Year 2, Q1: First service extraction. Search. Extracted because (a) it runs differently (it is read-heavy, Elasticsearch-backed), (b) it is touched by a different team, (c) its deploy was blocking the main pipeline. Strangler fig: search queries start going to the new service; writes still happen in the monolith, mirrored to ES. After 2 quarters, search module is removed from the monolith.

Year 2, Q4: Event-driven notifications. Notifications split off from the monolith as an async subscriber to domain events. Kafka introduced. Monolith emits OrderConfirmed; notifications service consumes and sends. Buys fault isolation (notification outage does not block checkout) and flexibility (adding a Slack notifier does not require a monolith change).

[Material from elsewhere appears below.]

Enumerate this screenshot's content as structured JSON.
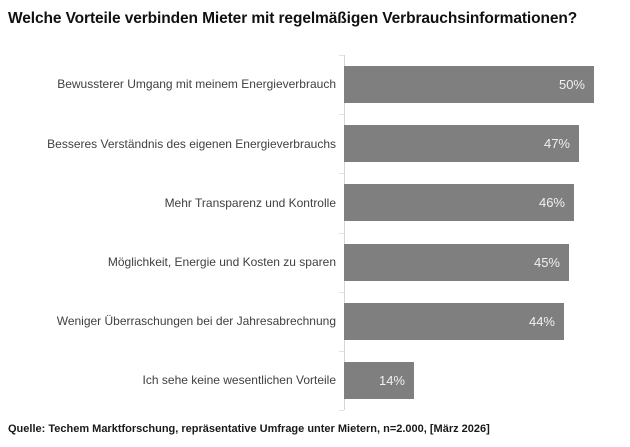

Year 3: Hybrid. The system now has:

  • Modular monolith for checkout, catalog, billing, fulfillment, admin.
  • Search service (microservice, Elasticsearch).
  • Notifications service (event-driven, Kafka).
  • Reporting pipeline (pipe-and-filter, nightly).

The team did not "become microservices." They extracted specific capabilities where the tax was worth paying. The monolith is smaller, healthier, and still the center of the system.

Common Confusion / Misconception

"A hybrid is a sign of indecision." A hybrid is a sign of pragmatism. Different parts of the system genuinely have different needs. A consistent single style for everything is usually over-committing.

"Strangler fig is slow." It is slower than a fantasy big-bang rewrite that never ships. It is much faster than a big-bang rewrite that ships, because it actually delivers incremental value and keeps the product alive.

"If we are going to end at microservices, start with microservices." No. The first cut of service boundaries is almost always wrong because you do not yet understand the domain. Modular monolith lets you discover boundaries with the lowest cost of being wrong. Then extract the ones you are confident about.

"A rewrite is cleaner." Rewrites fail at a famously high rate. The original system captures years of edge cases that are not documented anywhere except in the code. A strangler migration preserves those edge cases automatically; a rewrite rediscovers them in production.

"Evolution has to happen in one direction." Styles can de-evolve too. Netflix famously talks about re-merging over-split microservices back into "macroservices." If your extraction was wrong, merging back is a valid move.

How To Use It

A playbook for any "our system is hurting" conversation:

Concrete rules:

  1. Never big-bang rewrite if a strangler is possible. A strangler is almost always possible.
  2. Every extraction is an ADR. Name the trigger, the expected benefit, the tax, the rollback plan.
  3. Measure after. If extracted services do not deploy independently in practice within one quarter, you did not have microservices criteria met (Concept 12). Merge back or pause.
  4. Accept asymmetry. It is fine for one module to be extracted and others to remain. "We are not consistent" is not the right value to optimize for.

Check Yourself

  1. What is the strangler fig pattern? Describe it in three sentences.
  2. Why does starting with microservices usually produce wrong boundaries?
  3. A team proposes extracting 4 services in one quarter. What would you ask them, and what order would you recommend?

Mini Drill or Application

Take one real system. In 30 minutes:

  1. Identify the current style (layered, modular monolith, service-based, etc.).
  2. Identify the top two pain points and name the characteristic each represents.
  3. Propose one evolutionary step (not a full rewrite) that addresses one of them.
  4. Write a short ADR: decision, trigger, expected benefit, cost/tax, rollback plan.